Я не улыбнулся. Я слышал такое много раз. Люди говорили, что знают, как решить проблему Периметра и Зоны отчуждения, как сделать тех, кто обитает за ними, частью нормального человеческого общества. Об этом говорили на многочисленных конференциях, в том числе международных, это обсуждали по телевидению, это провозглашали с трибун. Но все это так и оставалось словами, потому что люди по эту сторону Периметра не знали, о чем вообще говорят. А тех, кто был по ту сторону, с трудом можно было назвать людьми – они не понимали человеческих слов даже на своем языке, не владели диалектикой, риторикой и приемами доказывания, но это не делало их тупыми, отнюдь нет! Просто они не хотели понимать и принимать нас. У нас были цели – у них была мечта. У нас был разговор – у них была проповедь. У нас было доказывание – у них была вера. Так было и раньше, но сейчас, после войны… хотя какой к чертям после – все это обострилось до предела. Им нельзя было что-то доказать, они не шли на компромиссы – у них была правда. Правда есть правда, она бывает только стопроцентной. Не бывает правды на пятьдесят, девяносто и даже девяносто девять процентов.

И сейчас то, что говорил Крайс, ничуть не отличалось от того, что говорили политики и аналитики. Разница была в том, что это говорил Крайс. Билл Гейтс современной эпохи, сумевший изменить этот мир в одиночку.

Именно поэтому мне было интересно слушать.

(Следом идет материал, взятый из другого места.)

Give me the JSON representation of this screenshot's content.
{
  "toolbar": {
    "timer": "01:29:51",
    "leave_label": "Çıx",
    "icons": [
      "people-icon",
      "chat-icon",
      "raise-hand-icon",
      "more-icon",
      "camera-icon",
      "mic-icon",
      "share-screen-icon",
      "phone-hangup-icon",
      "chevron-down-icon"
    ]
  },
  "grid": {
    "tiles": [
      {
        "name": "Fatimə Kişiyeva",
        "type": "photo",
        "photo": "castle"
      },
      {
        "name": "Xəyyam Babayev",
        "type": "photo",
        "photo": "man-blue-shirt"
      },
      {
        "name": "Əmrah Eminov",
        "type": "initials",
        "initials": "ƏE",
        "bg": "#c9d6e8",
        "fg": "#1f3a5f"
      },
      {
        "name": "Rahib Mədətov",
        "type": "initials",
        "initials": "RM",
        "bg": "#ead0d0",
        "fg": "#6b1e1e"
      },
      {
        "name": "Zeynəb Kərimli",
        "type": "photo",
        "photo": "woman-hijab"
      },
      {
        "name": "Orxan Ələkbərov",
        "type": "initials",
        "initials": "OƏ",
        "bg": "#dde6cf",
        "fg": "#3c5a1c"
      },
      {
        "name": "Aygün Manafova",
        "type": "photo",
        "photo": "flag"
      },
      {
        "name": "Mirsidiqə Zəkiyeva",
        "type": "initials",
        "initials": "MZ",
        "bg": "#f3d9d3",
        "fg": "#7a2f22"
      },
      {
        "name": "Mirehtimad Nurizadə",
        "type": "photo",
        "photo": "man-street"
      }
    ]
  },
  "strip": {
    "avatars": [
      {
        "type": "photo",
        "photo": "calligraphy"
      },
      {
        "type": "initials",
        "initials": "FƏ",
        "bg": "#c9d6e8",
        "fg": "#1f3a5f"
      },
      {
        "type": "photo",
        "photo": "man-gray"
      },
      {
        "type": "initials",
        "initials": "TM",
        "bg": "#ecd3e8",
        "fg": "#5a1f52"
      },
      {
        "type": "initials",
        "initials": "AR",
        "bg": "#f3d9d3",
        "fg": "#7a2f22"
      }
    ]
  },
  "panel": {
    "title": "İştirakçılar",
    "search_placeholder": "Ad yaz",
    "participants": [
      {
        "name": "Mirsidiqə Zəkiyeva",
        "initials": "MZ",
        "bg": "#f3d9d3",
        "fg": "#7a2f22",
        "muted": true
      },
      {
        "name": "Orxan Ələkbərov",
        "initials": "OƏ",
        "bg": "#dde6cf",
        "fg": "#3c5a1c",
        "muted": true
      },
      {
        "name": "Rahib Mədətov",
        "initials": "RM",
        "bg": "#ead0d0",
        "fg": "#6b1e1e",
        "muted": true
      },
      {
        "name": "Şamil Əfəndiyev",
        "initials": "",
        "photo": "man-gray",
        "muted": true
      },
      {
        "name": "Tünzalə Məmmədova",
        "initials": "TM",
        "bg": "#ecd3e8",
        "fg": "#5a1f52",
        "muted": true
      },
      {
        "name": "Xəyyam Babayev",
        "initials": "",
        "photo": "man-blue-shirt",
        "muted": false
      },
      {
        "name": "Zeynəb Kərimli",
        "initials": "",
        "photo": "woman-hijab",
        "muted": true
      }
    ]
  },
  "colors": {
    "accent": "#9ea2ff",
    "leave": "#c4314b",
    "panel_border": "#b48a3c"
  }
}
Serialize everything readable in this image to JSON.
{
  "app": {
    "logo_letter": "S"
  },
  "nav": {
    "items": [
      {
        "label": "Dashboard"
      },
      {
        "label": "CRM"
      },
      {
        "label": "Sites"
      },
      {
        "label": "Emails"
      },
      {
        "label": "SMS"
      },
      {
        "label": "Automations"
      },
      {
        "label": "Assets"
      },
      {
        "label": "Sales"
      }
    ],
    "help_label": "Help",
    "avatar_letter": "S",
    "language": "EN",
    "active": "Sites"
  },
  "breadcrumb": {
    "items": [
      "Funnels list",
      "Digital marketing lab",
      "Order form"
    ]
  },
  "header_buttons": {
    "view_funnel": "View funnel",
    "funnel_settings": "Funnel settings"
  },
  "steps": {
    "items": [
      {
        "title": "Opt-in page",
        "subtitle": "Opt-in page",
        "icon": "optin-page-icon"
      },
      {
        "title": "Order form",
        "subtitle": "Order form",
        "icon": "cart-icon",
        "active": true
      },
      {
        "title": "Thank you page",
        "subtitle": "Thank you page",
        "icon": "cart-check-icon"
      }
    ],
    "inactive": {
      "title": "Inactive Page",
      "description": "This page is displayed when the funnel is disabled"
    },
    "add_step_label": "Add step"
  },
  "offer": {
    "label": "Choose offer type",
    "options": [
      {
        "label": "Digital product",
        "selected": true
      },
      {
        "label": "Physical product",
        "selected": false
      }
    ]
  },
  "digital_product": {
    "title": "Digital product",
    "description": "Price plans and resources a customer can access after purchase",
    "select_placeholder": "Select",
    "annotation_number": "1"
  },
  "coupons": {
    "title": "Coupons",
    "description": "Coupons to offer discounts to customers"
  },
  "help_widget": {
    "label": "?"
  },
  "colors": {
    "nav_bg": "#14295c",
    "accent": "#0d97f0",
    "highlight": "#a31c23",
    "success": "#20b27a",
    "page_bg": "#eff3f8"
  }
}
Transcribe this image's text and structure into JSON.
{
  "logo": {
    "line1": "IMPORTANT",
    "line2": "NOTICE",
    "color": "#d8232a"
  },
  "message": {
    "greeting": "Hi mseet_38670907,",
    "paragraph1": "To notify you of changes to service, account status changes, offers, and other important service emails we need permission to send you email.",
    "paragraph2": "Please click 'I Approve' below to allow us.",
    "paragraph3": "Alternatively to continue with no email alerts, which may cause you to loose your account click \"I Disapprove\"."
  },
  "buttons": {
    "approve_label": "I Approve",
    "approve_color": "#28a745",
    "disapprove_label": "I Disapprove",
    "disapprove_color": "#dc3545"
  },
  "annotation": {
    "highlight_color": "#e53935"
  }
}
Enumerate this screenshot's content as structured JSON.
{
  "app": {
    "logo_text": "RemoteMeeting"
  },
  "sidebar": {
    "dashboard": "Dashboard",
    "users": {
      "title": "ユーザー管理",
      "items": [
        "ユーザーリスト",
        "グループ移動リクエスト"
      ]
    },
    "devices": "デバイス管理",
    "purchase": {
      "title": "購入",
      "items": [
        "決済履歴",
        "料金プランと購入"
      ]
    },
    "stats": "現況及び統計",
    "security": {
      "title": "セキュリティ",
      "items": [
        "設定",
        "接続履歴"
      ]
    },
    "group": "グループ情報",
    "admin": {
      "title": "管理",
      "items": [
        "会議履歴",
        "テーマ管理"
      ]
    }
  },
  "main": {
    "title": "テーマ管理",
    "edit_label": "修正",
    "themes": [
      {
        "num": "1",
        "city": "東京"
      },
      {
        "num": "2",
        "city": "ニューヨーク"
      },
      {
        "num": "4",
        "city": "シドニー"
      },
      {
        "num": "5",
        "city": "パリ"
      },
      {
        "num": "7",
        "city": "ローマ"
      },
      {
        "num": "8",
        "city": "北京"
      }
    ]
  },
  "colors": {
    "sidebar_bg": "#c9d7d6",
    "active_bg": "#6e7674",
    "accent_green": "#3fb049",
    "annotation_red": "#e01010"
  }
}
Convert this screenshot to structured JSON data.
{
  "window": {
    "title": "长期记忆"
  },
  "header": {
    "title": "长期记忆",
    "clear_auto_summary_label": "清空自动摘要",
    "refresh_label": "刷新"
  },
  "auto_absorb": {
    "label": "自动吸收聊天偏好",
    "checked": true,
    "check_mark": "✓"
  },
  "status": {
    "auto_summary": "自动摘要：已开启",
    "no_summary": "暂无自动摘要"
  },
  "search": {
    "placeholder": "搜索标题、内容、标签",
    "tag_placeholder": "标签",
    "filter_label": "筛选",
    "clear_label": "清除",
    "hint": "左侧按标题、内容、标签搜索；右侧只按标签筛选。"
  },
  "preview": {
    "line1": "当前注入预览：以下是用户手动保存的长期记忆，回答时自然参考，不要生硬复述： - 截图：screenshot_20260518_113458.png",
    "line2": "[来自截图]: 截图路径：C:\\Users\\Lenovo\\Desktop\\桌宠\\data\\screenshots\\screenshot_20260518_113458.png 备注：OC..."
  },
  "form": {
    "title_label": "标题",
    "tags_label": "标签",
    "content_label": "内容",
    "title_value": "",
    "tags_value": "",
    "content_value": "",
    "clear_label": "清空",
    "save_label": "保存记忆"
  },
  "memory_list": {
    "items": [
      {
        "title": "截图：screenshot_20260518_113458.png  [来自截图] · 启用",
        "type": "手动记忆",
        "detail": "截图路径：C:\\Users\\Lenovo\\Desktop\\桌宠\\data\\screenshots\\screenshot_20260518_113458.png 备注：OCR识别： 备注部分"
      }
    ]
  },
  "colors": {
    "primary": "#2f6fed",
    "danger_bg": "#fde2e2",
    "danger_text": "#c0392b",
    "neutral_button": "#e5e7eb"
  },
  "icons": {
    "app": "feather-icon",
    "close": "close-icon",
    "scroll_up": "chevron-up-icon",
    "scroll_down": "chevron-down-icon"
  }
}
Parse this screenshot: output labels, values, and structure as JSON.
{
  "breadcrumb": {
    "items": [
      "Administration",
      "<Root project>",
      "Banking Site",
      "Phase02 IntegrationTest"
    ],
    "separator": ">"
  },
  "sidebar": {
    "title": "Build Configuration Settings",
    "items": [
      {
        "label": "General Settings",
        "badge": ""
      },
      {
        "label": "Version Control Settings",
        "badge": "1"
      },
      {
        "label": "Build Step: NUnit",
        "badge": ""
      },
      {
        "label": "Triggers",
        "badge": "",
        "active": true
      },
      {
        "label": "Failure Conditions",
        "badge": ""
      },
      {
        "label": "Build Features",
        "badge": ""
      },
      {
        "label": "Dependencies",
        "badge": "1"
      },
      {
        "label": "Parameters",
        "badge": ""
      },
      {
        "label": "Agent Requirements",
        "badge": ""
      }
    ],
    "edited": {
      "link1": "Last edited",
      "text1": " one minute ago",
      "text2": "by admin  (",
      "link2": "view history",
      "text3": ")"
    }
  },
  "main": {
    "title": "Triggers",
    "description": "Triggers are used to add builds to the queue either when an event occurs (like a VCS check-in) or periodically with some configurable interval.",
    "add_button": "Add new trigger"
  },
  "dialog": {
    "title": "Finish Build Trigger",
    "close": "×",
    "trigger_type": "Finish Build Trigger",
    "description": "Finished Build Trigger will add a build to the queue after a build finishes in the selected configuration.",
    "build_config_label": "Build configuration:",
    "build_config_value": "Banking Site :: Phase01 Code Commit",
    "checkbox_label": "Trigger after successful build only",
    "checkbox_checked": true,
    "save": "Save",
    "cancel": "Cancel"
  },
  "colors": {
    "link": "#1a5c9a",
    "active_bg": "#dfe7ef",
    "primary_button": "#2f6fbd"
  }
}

– Суть моего проекта, господин Волков, в том, чтобы дать людям источники энергии. Бесплатной энергии, которую они смогут использовать, чтобы немного приобщиться к нашей цивилизации. За источниками энергии пойдут гаджеты, за ними – Интернет. Мы сможем напрямую общаться с ними, и одновременно мы начнем совместный бизнес с ними. Мы будем покупать у них то, чего не хватает нам, – полезные ископаемые, немного нефти – возможно, даже больше, чем нам нужно, чтобы заинтересовать их. Таким образом, мы создадим что-то вроде зачатков нормального общества внутри их убогой и мракобесной общины. Заняв плацдарм, мы постепенно начнем расширять его – и так, пока не обрушим всю эту гнилую постройку в целом и не выведем их из тьмы веков…


Выведем из тьмы веков – хорошо, кстати, сказано. Очень хорошо…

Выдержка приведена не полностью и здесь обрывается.